After cooking the wild turkey portions all you have to do is pick the meat off the bones and you are all set. Discard the bones and tendons and you have delicious tender meat that makes any soup better.
What if soup isn’t for you? The same process can be used to make shredded turkey tacos. Brown the leg and thigh portions, place them in a crock pot, and then cover with water. Add salt, bay leaves, pepper, garlic, onions, chili powder and cumin and simmer over night. The meat will fall off the bone and make some of the best tacos you will ever have.
Low and Slow
Low temperatures, long cooking times and plenty of cooking liquid can turn the toughest cuts into something worth raving about. I have been diving deep into corn and making fresh masa at home lately resulting in tortillas. My first thought was turkey tacos but I feel like I make everything into a taco. I have wanted to make tamales for a while and thought why not marry the turkey and the corn in a different way.
Masa For Tamales
One of the batches of corn I ground for masa was a bit too course for good tortillas but I figured it would work great for tamales. I started with the turkey legs and thighs. O browned them in a pan and then moved them to the crock pot. I seasoned them with salt, pepper, maple syrup, bay leaves, oregano, cinnamon, juniper and dried chilies and then cooked them over night in the crock pot. In the morning I awoke to fall off the bone tender turkey .
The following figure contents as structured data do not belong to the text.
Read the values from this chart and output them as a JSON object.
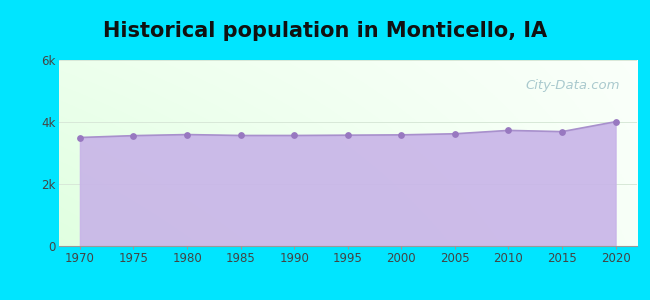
{
  "title": "Historical population in Monticello, IA",
  "years": [
    1970,
    1975,
    1980,
    1985,
    1990,
    1995,
    2000,
    2005,
    2010,
    2015,
    2020
  ],
  "population": [
    3500,
    3560,
    3595,
    3565,
    3565,
    3575,
    3585,
    3620,
    3729,
    3690,
    4010
  ],
  "xlim": [
    1968,
    2022
  ],
  "ylim": [
    0,
    6000
  ],
  "yticks": [
    0,
    2000,
    4000,
    6000
  ],
  "ytick_labels": [
    "0",
    "2k",
    "4k",
    "6k"
  ],
  "xticks": [
    1970,
    1975,
    1980,
    1985,
    1990,
    1995,
    2000,
    2005,
    2010,
    2015,
    2020
  ],
  "bg_outer": "#00e5ff",
  "fill_color": "#c8b4e8",
  "line_color": "#a890cc",
  "dot_color": "#9878c0",
  "title_fontsize": 15,
  "watermark_text": "City-Data.com",
  "watermark_color": "#90b8c0",
  "grid_color": "#d8e8d8",
  "tick_label_color": "#444444"
}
The final product was a fantastic. The best part of this recipe is using something that many people throw out, and turning it into something everyone will enjoy.
Wild Turkey Tamales
This will make 24-30 tamales.
Legs and thighs from a wild turkey
2 tablespoons salt
1 tablespoon ground black pepper
1/2 cup maple syrup
4 bay leaves
2 tablespoons dried oregano
1 cinnamon stick
1 tablespoon juniper berries
4-5 dried chipotles peppers
Enough water to cover it all.
Brown the turkey in a pan and transfer to a crock pot. Season with salt and pepper then add the remaining ingredients. Cover the turkey portions with water or stock and set on low for 8 hours. When it is done cooking the turkey will pull off the bone and easily shred. Taste the meat and adjust seasoning, if needed. Set the meat aside and get ready to put together the tamales.
2.5 cups masa for tamales
1.25 cups chicken broth
1 tbsp salt
8 oz pork lard or duck fat
1 tbsp baking powder
Start by soaking the corn husks in lukewarm water so that they soften. Once soft, strain the water and set the husks aside.
Fill the bottom part of the steamer with water and a little bit of salt, making sure that it doesn’t reach the space where the tamales will be placed.
Add all of the dry ingredients, including the lard, to a large bowl and mix well.
Start adding the chicken broth a little at a time while stirring until a soft, malleable dough is formed
Making and cooking the Tamales
Take a corn husk from the water and shake off the excess water.
Add 1/3 cup of the dough on top of the husks, then top with the turkey filling about a 1/4 cup of meat.
Fold over so the meat is wrapped in tamale dough. wrap the corn husks to secure the tamales. Tie off with a 1/4 inch strip of corn husk or butchers twine.
Add to the steamer, and cook for 1 – 1.5 hours.